A presença dos gregos na porta da Índia está bem documentada a partir do século VI antes de Cristo quando, soube o reinado de Dario, foi fundada a cidade de Barce (Herôndotos, IV, 204) por gregos da religião de Cirenaica. Nesta área já florecia o importante núcleo de conhecimentos médicos, que podem ter sidos levados para a índia e que teriam dado início as trocas de conhecimento médico entre as duas populações. Por outro lado, já existia uma rota comercial entre a Índia e a grécia, descrita por Estrabão e plíneo, que pode ter contribuído nio conhecimento médico dos indianos e gregos.

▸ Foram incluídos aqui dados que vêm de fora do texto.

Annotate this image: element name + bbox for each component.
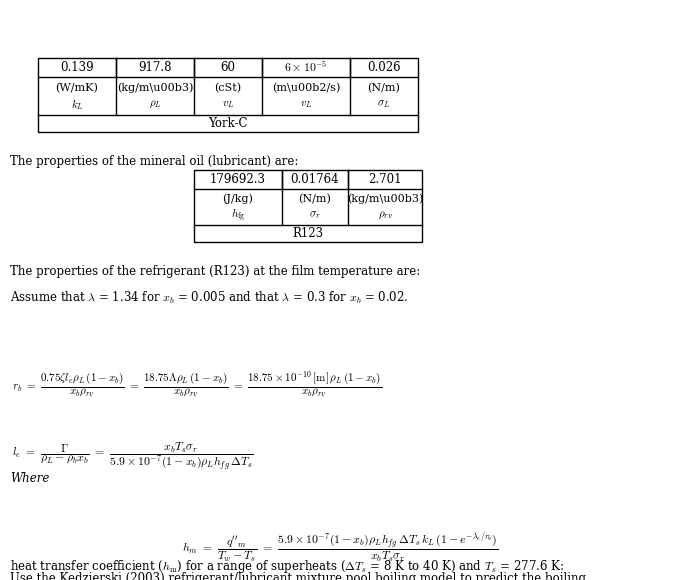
Text: 179692.3: 179692.3	[210, 173, 266, 186]
Text: (J/kg): (J/kg)	[222, 194, 254, 204]
Text: $\rho_L$: $\rho_L$	[149, 99, 161, 110]
Text: (N/m): (N/m)	[368, 82, 401, 93]
Text: (N/m): (N/m)	[299, 194, 331, 204]
Text: The properties of the mineral oil (lubricant) are:: The properties of the mineral oil (lubri…	[10, 155, 299, 168]
Bar	[194, 170, 422, 242]
Text: $v_L$: $v_L$	[222, 99, 234, 110]
Text: $v_L$: $v_L$	[300, 99, 312, 110]
Text: Where: Where	[10, 472, 50, 485]
Text: The properties of the refrigerant (R123) at the film temperature are:: The properties of the refrigerant (R123)…	[10, 265, 420, 278]
Text: $\rho_{rv}$: $\rho_{rv}$	[377, 209, 392, 220]
Text: 60: 60	[220, 61, 235, 74]
Text: $\sigma_r$: $\sigma_r$	[309, 209, 321, 221]
Text: 917.8: 917.8	[138, 61, 172, 74]
Text: $6 \times 10^{-5}$: $6 \times 10^{-5}$	[284, 60, 328, 75]
Text: $k_L$: $k_L$	[71, 97, 84, 112]
Text: (kg/m\u00b3): (kg/m\u00b3)	[117, 82, 193, 93]
Text: R123: R123	[292, 227, 324, 240]
Text: 0.026: 0.026	[367, 61, 401, 74]
Text: $h_m\ =\ \dfrac{q''_m}{T_w - T_s}\ =\ \dfrac{5.9\times10^{-7}(1-x_b)\rho_L h_{fg: $h_m\ =\ \dfrac{q''_m}{T_w - T_s}\ =\ \d…	[182, 530, 498, 564]
Bar	[38, 58, 418, 132]
Text: $\sigma_L$: $\sigma_L$	[377, 99, 391, 110]
Text: heat transfer coefficient ($h_\mathrm{m}$) for a range of superheats ($\Delta T_: heat transfer coefficient ($h_\mathrm{m}…	[10, 558, 564, 575]
Text: 0.01764: 0.01764	[290, 173, 339, 186]
Text: 0.139: 0.139	[61, 61, 94, 74]
Text: (W/mK): (W/mK)	[56, 82, 99, 93]
Text: Use the Kedzierski (2003) refrigerant/lubricant mixture pool boiling model to pr: Use the Kedzierski (2003) refrigerant/lu…	[10, 572, 586, 580]
Text: (cSt): (cSt)	[214, 82, 241, 93]
Text: $h_{\mathrm{fg}}$: $h_{\mathrm{fg}}$	[231, 206, 245, 224]
Text: $l_e\ =\ \dfrac{\Gamma}{\rho_L - \rho_b x_b}\ =\ \dfrac{x_b T_s \sigma_r}{5.9\ti: $l_e\ =\ \dfrac{\Gamma}{\rho_L - \rho_b …	[12, 440, 254, 472]
Text: 2.701: 2.701	[369, 173, 402, 186]
Text: (kg/m\u00b3): (kg/m\u00b3)	[347, 194, 423, 204]
Text: Assume that $\lambda$ = 1.34 for $x_b$ = 0.005 and that $\lambda$ = 0.3 for $x_b: Assume that $\lambda$ = 1.34 for $x_b$ =…	[10, 290, 409, 306]
Text: York-C: York-C	[208, 117, 248, 130]
Text: (m\u00b2/s): (m\u00b2/s)	[272, 82, 340, 93]
Text: $r_b\ =\ \dfrac{0.75\zeta l_e \rho_L\,(1-x_b)}{x_b \rho_{rv}}\ =\ \dfrac{18.75\L: $r_b\ =\ \dfrac{0.75\zeta l_e \rho_L\,(1…	[12, 370, 382, 400]
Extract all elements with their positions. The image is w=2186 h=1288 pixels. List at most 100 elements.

A busca da comprovação da relação entre a antiga medicina da Índia e da Grécia é muito importante para que se compreenda na atualidade os conceitos médicos que influenciaram no entendimento do binômio saúde-doença naquela sociedade escravista. Ajuda também na compreensão do porque da semelhança dos conceitos contidos no Corpos Hipocráticos e no corpos Sanshruda, além da influência que ambos ainda hoje determinam na memória coletiva dos povos ocidentais.